Charles “Champ” Hough was only 18 when he made history in Helsinki with the 1952 U.S. Olympic squad, earning a team bronze medal in eventing as the youngest equestrian competitor at those Games.
That was the USA’s first civilian equestrian team at the Olympics, after the cavalry was phased out and the Army no longer was involved with horse sport. But it was just the beginning for someone who would go on to make his mark in multiple segments of the horse industry.
Champ died peacefully at age 88 on Monday, after a week in hospice. He suffered a stroke in 2001, and it had been “a bumpy road” since then, but true to his can-do attitude, “he lived his best life in the nursing home,” said his daughter, Lauren Hough, a show jumping Olympian herself.
She noted Champ was in the Hall of Fame at the Palm Beach Nursing Home in Lake Worth, Fla., where he enjoyed wearing his cowboy hat and cowboy boots as he visited everyone in his wheelchair “and flirted with all the nurses.”
During his long career, “He did every aspect of equestrian life,” said Lauren, who mentioned he was involved with saddlebreds at one time, then went on to run the famous Sutton Place hunter/jumper stable in California with her mother, Linda Hough.
After the couple separated, Lauren would go to the East Coast for the summers to spend time with Champ.
“He would hook up a two-horse trailer behind the motor home. I had a small pony and a junior jumper and we’d travel all over the east coast together.
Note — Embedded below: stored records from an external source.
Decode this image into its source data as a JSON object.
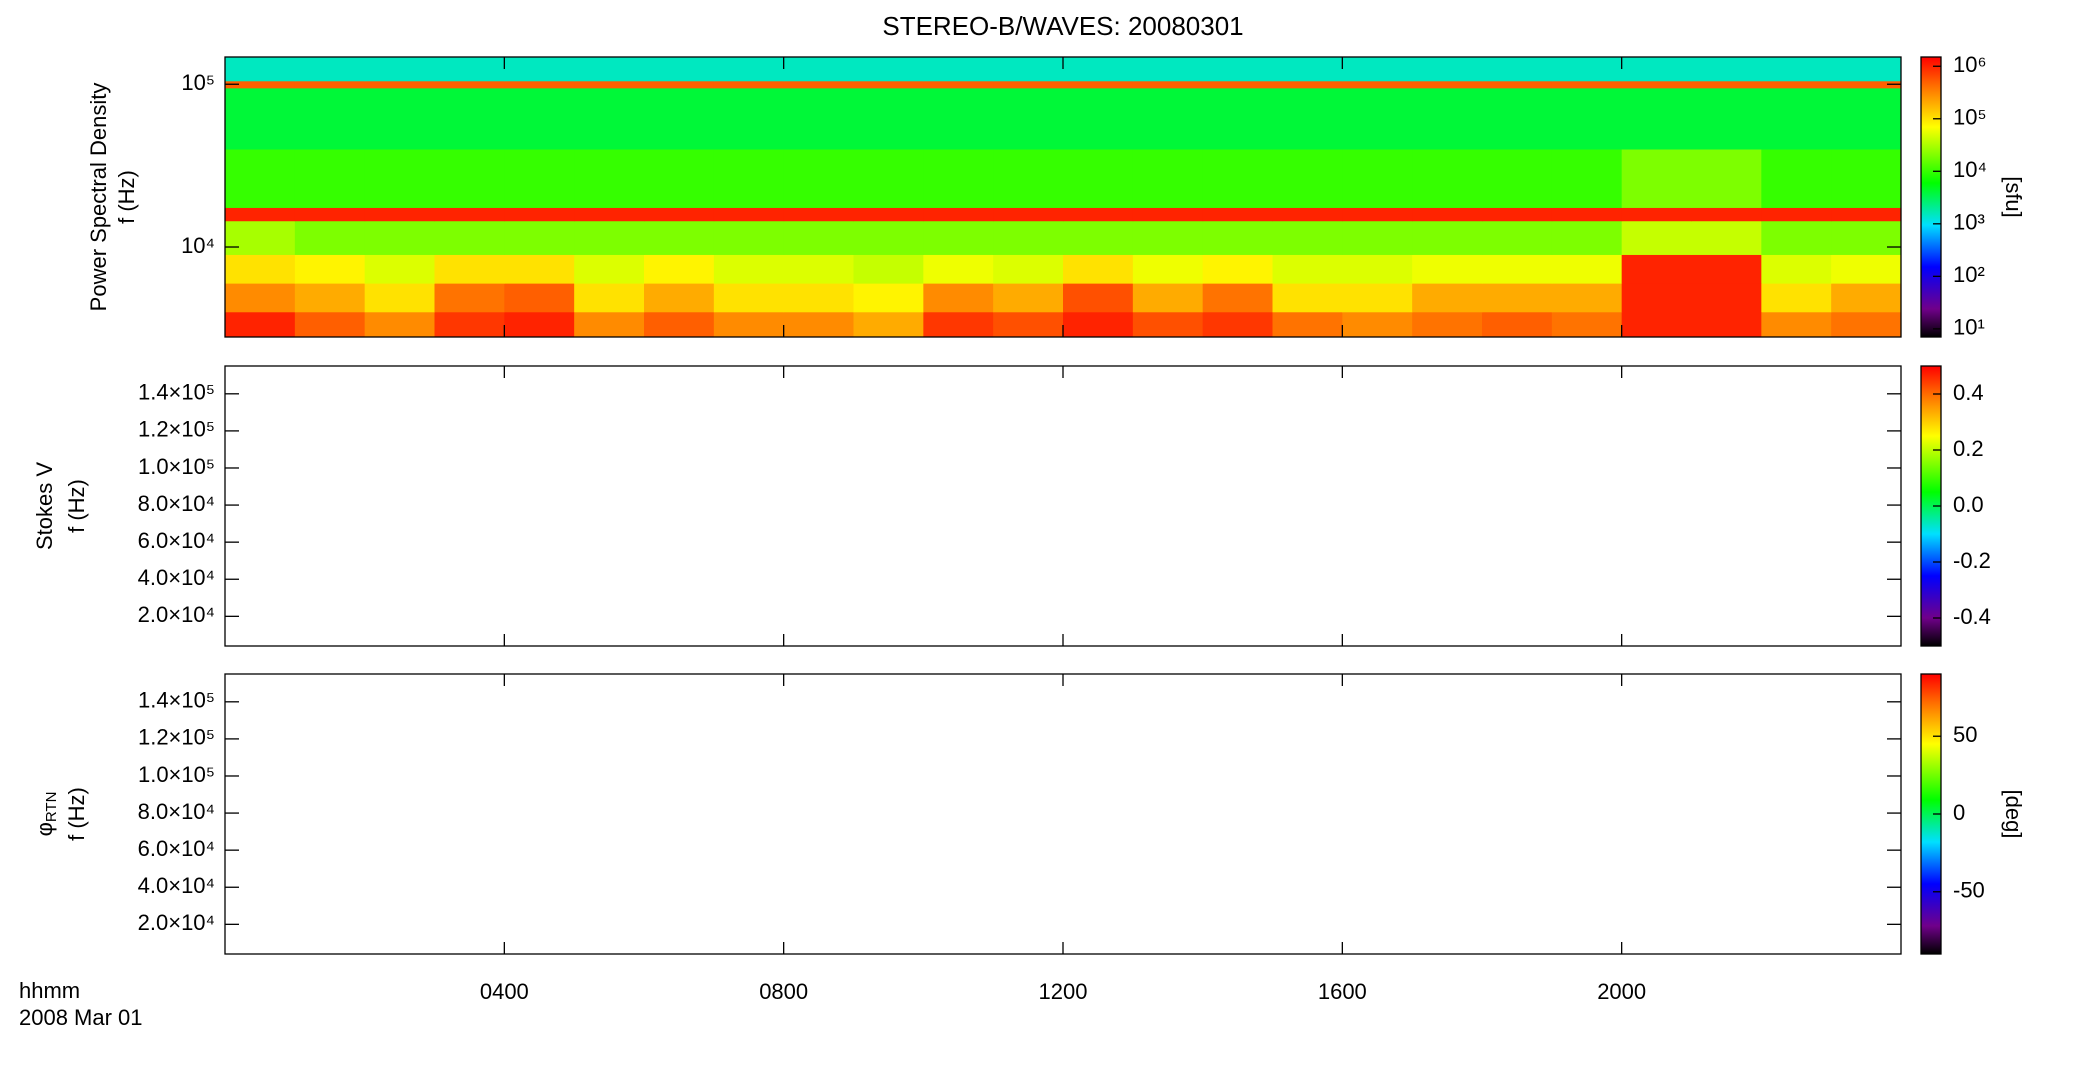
{
  "page": {
    "title": "STEREO-B/WAVES: 20080301",
    "time_label": "hhmm",
    "date_label": "2008 Mar 01"
  },
  "chart_data": [
    {
      "type": "heatmap",
      "ylabel": [
        "Power Spectral Density",
        "f (Hz)"
      ],
      "colormap": "rainbow",
      "xlim": [
        0,
        24
      ],
      "xticks": [
        {
          "value": 4,
          "label": "0400"
        },
        {
          "value": 8,
          "label": "0800"
        },
        {
          "value": 12,
          "label": "1200"
        },
        {
          "value": 16,
          "label": "1600"
        },
        {
          "value": 20,
          "label": "2000"
        }
      ],
      "ylim": [
        2800,
        147000
      ],
      "y_log": true,
      "yticks": [
        {
          "value": 10000,
          "label": "10⁴"
        },
        {
          "value": 100000,
          "label": "10⁵"
        }
      ],
      "x_bins": [
        0,
        1,
        2,
        3,
        4,
        5,
        6,
        7,
        8,
        9,
        10,
        11,
        12,
        13,
        14,
        15,
        16,
        17,
        18,
        19,
        20,
        21,
        22,
        23,
        24
      ],
      "y_bins": [
        2800,
        4000,
        6000,
        9000,
        14500,
        17500,
        40000,
        95000,
        105000,
        147000
      ],
      "values": [
        [
          1000000,
          500000,
          300000,
          800000,
          1000000,
          300000,
          500000,
          300000,
          300000,
          200000,
          800000,
          600000,
          1000000,
          600000,
          800000,
          400000,
          300000,
          400000,
          500000,
          400000,
          1000000,
          1000000,
          300000,
          400000
        ],
        [
          300000,
          200000,
          100000,
          400000,
          500000,
          100000,
          200000,
          100000,
          100000,
          80000,
          300000,
          200000,
          600000,
          200000,
          400000,
          100000,
          100000,
          200000,
          200000,
          200000,
          1000000,
          1000000,
          100000,
          200000
        ],
        [
          100000,
          80000,
          50000,
          100000,
          100000,
          50000,
          80000,
          50000,
          50000,
          40000,
          60000,
          50000,
          100000,
          60000,
          80000,
          50000,
          50000,
          60000,
          60000,
          60000,
          1000000,
          1000000,
          50000,
          60000
        ],
        [
          30000,
          20000,
          20000,
          20000,
          20000,
          20000,
          20000,
          20000,
          20000,
          20000,
          20000,
          20000,
          20000,
          20000,
          20000,
          20000,
          20000,
          20000,
          20000,
          20000,
          40000,
          40000,
          20000,
          20000
        ],
        [
          1000000,
          1000000,
          1000000,
          1000000,
          1000000,
          1000000,
          1000000,
          1000000,
          1000000,
          1000000,
          1000000,
          1000000,
          1000000,
          1000000,
          1000000,
          1000000,
          1000000,
          1000000,
          1000000,
          1000000,
          1000000,
          1000000,
          1000000,
          1000000
        ],
        [
          10000,
          10000,
          10000,
          10000,
          10000,
          10000,
          10000,
          10000,
          10000,
          10000,
          10000,
          10000,
          10000,
          10000,
          10000,
          10000,
          10000,
          10000,
          10000,
          10000,
          20000,
          20000,
          10000,
          10000
        ],
        [
          4000,
          4000,
          4000,
          4000,
          4000,
          4000,
          4000,
          4000,
          4000,
          4000,
          4000,
          4000,
          4000,
          4000,
          4000,
          4000,
          4000,
          4000,
          4000,
          4000,
          4000,
          4000,
          4000,
          4000
        ],
        [
          500000,
          500000,
          500000,
          500000,
          500000,
          500000,
          500000,
          500000,
          500000,
          500000,
          500000,
          500000,
          500000,
          500000,
          500000,
          500000,
          500000,
          500000,
          500000,
          500000,
          500000,
          500000,
          500000,
          500000
        ],
        [
          1500,
          1500,
          1500,
          1500,
          1500,
          1500,
          1500,
          1500,
          1500,
          1500,
          1500,
          1500,
          1500,
          1500,
          1500,
          1500,
          1500,
          1500,
          1500,
          1500,
          1500,
          1500,
          1500,
          1500
        ]
      ],
      "colorbar": {
        "clim": [
          7,
          1500000
        ],
        "log": true,
        "label": "[sfu]",
        "ticks": [
          {
            "value": 10,
            "label": "10¹"
          },
          {
            "value": 100,
            "label": "10²"
          },
          {
            "value": 1000,
            "label": "10³"
          },
          {
            "value": 10000,
            "label": "10⁴"
          },
          {
            "value": 100000,
            "label": "10⁵"
          },
          {
            "value": 1000000,
            "label": "10⁶"
          }
        ]
      }
    },
    {
      "type": "heatmap",
      "ylabel": [
        "Stokes V",
        "f (Hz)"
      ],
      "colormap": "rainbow",
      "xlim": [
        0,
        24
      ],
      "xticks": [
        {
          "value": 4,
          "label": "0400"
        },
        {
          "value": 8,
          "label": "0800"
        },
        {
          "value": 12,
          "label": "1200"
        },
        {
          "value": 16,
          "label": "1600"
        },
        {
          "value": 20,
          "label": "2000"
        }
      ],
      "ylim": [
        4000,
        155000
      ],
      "yticks": [
        {
          "value": 20000,
          "label": "2.0×10⁴"
        },
        {
          "value": 40000,
          "label": "4.0×10⁴"
        },
        {
          "value": 60000,
          "label": "6.0×10⁴"
        },
        {
          "value": 80000,
          "label": "8.0×10⁴"
        },
        {
          "value": 100000,
          "label": "1.0×10⁵"
        },
        {
          "value": 120000,
          "label": "1.2×10⁵"
        },
        {
          "value": 140000,
          "label": "1.4×10⁵"
        }
      ],
      "colorbar": {
        "clim": [
          -0.5,
          0.5
        ],
        "log": false,
        "ticks": [
          -0.4,
          -0.2,
          {
            "value": 0,
            "label": "0.0"
          },
          0.2,
          0.4
        ]
      }
    },
    {
      "type": "heatmap",
      "ylabel_symbol": "φ",
      "ylabel_sub": "RTN",
      "ylabel": [
        "f (Hz)"
      ],
      "colormap": "rainbow",
      "xlim": [
        0,
        24
      ],
      "xticks": [
        {
          "value": 4,
          "label": "0400"
        },
        {
          "value": 8,
          "label": "0800"
        },
        {
          "value": 12,
          "label": "1200"
        },
        {
          "value": 16,
          "label": "1600"
        },
        {
          "value": 20,
          "label": "2000"
        }
      ],
      "ylim": [
        4000,
        155000
      ],
      "yticks": [
        {
          "value": 20000,
          "label": "2.0×10⁴"
        },
        {
          "value": 40000,
          "label": "4.0×10⁴"
        },
        {
          "value": 60000,
          "label": "6.0×10⁴"
        },
        {
          "value": 80000,
          "label": "8.0×10⁴"
        },
        {
          "value": 100000,
          "label": "1.0×10⁵"
        },
        {
          "value": 120000,
          "label": "1.2×10⁵"
        },
        {
          "value": 140000,
          "label": "1.4×10⁵"
        }
      ],
      "colorbar": {
        "clim": [
          -90,
          90
        ],
        "log": false,
        "label": "[deg]",
        "ticks": [
          -50,
          0,
          50
        ]
      }
    }
  ]
}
He groomed for me and polished my boots; we just had a great time.”
Champ went on to racehorses, training them and preparing them for sale when he worked for Fasig-Tipton. He also was on the ground floor of the Saudi Equestrian Federation as it got started, helping build their stables.
“He was a really keen horseman,” Lauren observed.
“He’s going to leave a hole, for sure. You think you’re prepared, but it’s something I haven’t really navigated yet.”
Although he and Linda were divorced, she was his caretaker for the last 20 years.

Linda, Champ and Lauren Hough. (Photo courtesy Lauren Hough)
Champ was inducted into the National Show Hunter Hall of Fame. Jimmy Lee, the president of that organization, recalled him as “a great horseman. He had a vast knowledge of all aspects of the horse. He could condition and present a horse, as well as anyone I’ve ever known.”
Jimmy called Champ, “an amazing showman who set the standard for doing it the right way and a credit to our sport. He was a master at presentation, whether in the show ring or at the sales. He was kind enough to share his knowledge about the horse and about showing with me. Needless, to say I always took his advice.”
Sharon Stewart-Wells met Champ when she was about 13 and he and her father were at the Camp Pendleton Marine Base.
“Every year, there was a big rodeo at Camp Pendleton and Champ put on an exhibition of jumping a horse around a course that he had set up. I told my mother that I wanted to do that. She took me to the base stables and Champ taught me to jump by jumping the picnic tables at the rodeo grounds,” she remembered.
In addition to Linda and Lauren, Champ is survived by another daughter, Cindy Brooks.
A celebration of Champ’s life will be held on Monday, April 3 from 4-6 p.m. at the Wanderers Club in Wellington, Fla.
Everyone is welcome. Those wishing to make a contribution in memory of Champ may donate to the U.S. Equestrian Team Foundation.